Friday, January 31, 2014
Following President Obama’s announcement of “myRA” in his State of the Union address, the White House has released details of the new retirement savings account, which is aimed at the 50% of employees who have no access to employer 401(k) plans.
These “starter” savings accounts will be offered by employers through Roth-like IRA accounts with a guaranteed principal (like U.S. savings bonds). According to the press release, individuals can withdraw tax-free amounts any time, but the Presidential Memorandum to the Secretary of the Treasury suggests withdrawals be made available only in emergencies.
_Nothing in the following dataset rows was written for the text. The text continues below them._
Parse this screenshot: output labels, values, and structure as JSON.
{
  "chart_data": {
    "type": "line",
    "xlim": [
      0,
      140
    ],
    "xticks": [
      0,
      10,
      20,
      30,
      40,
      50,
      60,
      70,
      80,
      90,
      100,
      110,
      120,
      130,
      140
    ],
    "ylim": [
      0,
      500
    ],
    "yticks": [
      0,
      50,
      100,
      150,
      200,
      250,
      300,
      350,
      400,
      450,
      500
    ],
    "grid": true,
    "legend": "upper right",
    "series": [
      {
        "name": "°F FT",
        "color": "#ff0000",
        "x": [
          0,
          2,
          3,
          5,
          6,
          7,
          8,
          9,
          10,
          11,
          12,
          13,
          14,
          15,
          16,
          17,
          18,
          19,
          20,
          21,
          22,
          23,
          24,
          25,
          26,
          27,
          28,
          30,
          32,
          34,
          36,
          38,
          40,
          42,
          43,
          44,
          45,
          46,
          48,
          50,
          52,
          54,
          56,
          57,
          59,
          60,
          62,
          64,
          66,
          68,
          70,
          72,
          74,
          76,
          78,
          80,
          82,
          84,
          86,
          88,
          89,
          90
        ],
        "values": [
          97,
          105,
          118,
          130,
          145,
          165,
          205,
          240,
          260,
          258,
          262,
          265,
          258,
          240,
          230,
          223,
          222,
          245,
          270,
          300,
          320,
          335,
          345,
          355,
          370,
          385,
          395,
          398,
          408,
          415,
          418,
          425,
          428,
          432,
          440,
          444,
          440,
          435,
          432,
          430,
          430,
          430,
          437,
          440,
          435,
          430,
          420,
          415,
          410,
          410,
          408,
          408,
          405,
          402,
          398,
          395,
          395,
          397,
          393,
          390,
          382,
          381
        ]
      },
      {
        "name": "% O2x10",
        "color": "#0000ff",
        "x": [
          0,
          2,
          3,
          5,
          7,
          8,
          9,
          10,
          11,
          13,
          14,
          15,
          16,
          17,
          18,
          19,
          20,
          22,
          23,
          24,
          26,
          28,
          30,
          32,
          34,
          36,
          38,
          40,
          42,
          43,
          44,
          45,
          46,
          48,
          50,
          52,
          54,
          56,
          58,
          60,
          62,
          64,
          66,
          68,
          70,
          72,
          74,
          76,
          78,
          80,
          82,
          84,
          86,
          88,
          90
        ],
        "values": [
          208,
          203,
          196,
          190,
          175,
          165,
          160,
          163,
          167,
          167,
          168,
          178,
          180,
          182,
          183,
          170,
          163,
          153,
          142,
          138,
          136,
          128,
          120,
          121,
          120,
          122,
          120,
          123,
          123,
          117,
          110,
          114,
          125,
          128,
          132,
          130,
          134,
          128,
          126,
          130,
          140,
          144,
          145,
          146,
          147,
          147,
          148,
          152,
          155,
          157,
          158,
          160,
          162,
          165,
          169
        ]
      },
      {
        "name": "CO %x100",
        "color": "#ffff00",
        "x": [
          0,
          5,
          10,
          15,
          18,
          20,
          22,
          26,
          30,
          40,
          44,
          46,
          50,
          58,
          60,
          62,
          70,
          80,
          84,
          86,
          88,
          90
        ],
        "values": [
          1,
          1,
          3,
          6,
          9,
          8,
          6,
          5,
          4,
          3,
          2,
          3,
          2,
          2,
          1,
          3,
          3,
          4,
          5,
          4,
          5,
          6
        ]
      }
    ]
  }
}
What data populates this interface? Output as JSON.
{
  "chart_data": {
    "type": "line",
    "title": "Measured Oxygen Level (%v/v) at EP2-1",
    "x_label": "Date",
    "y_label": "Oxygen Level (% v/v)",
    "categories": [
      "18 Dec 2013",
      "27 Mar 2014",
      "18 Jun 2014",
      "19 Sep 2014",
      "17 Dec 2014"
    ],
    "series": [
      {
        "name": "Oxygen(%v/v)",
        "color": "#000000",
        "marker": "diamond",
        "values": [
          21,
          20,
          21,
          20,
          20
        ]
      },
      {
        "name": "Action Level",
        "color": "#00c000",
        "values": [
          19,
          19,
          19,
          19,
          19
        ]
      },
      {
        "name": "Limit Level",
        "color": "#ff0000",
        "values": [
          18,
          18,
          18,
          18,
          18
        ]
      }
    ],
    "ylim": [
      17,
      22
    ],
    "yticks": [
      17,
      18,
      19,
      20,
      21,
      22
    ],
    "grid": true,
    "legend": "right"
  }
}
MyRAs will require an initial investment of at least $25 and payroll deductions as low as $5. The accounts will earn the same interest as the Thrift Savings Plan Government Securities Investment Fund. Employees changing jobs can keep their myRAs or roll them over into a private sector retirement account. After reaching 30 years or the total contribution limit of $15,000, participants will roll their accounts into a private-sector retirement account. MyRA accounts should be available by December 31, 2014.
President Obama also plans on helping employees without access to a workplace savings plan by establishing ‘auto-IRAs,’ which are IRAs funded through payroll deductions. This proposal would require enactment by Congress.
See Sally P. Schreiber J.D., Details of new myRA Retirement Savings Vehicle Revealed, Journal of Accountancy, Jan. 30, 2014.